TnpPred - Documentation

Why TnPred?

Transposases (Tnps) are enzymes that are encoded by insertion sequences (ISs) and participate in the movement ISs within and between genomes. Tnps are one of the commonest and most ubiquitous proteins found in nature. However, they are difficult to predict bioinformatically and given the increasing availability of prokaryotic genomes and metagenomes, it is incumbent to develop rapid, high quality, automatic annotation of ISs. Two such programs are currently used, Pfam HMM profiles based on HMMs derived for several, but not all known Tnps, and ISsaga that uses Blastp to detect Tnps and links this information to DNA sequence motifs to predict IS famililes. We were prompted to develop a program for Tnps prediction (TnpPred) based on HMMs derived from all known Tnps, that extends the number of predictions available in ISsaga and provides better sensitivity and specificity than corresponding Pfam HMM Profiles.
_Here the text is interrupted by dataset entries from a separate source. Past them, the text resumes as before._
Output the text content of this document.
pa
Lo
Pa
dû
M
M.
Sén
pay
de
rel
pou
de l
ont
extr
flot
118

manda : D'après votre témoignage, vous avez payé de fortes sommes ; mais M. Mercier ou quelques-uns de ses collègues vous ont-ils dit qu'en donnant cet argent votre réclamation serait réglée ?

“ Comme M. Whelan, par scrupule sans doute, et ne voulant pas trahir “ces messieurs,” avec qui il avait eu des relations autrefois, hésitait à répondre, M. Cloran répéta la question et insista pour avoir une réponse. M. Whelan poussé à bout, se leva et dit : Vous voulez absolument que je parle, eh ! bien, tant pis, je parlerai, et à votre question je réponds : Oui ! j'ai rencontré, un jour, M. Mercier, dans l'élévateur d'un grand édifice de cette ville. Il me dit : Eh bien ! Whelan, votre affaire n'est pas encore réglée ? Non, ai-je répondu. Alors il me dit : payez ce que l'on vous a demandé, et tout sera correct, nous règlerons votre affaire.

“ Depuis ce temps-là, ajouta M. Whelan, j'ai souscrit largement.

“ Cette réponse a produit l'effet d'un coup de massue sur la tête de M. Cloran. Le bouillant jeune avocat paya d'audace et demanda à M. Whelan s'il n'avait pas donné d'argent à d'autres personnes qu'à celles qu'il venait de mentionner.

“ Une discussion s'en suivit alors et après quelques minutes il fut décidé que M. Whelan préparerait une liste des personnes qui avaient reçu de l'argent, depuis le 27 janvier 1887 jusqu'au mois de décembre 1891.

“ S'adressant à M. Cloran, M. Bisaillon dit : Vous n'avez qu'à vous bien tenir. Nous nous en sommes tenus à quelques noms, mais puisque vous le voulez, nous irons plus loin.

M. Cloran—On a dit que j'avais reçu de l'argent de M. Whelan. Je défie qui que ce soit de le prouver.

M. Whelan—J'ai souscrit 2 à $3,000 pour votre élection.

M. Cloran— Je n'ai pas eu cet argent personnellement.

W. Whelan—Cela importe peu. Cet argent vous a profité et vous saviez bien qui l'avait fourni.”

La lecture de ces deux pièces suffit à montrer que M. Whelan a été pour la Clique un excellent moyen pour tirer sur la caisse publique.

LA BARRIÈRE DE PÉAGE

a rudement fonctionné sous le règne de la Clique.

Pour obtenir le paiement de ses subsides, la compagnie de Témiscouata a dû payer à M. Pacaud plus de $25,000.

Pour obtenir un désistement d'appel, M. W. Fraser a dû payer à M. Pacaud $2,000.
What else is on the available

In addition to the web service TnPred, you can:

  1. Download the TnpPred HMM profiles used to construct TnPred.
  2. Download the ROC curves used to validate the HMM profiles (Coming soon).
  3. Download over 2000 prokaryotic transposase genome annotations using current NCBI genome annotations, improved with transposase annotations generated with TnpPred.

How were the HMM profiles built and validated?

The 47 HMM profiles used in the TnPred web service were built from protein sequences deposited in ISfinder (Classification of Prokaryotic Insertion Sequences) using the HMMer program. Validations were made by ROC curve analysis providing measurements of the sensitivity and specificity of each HMM profile.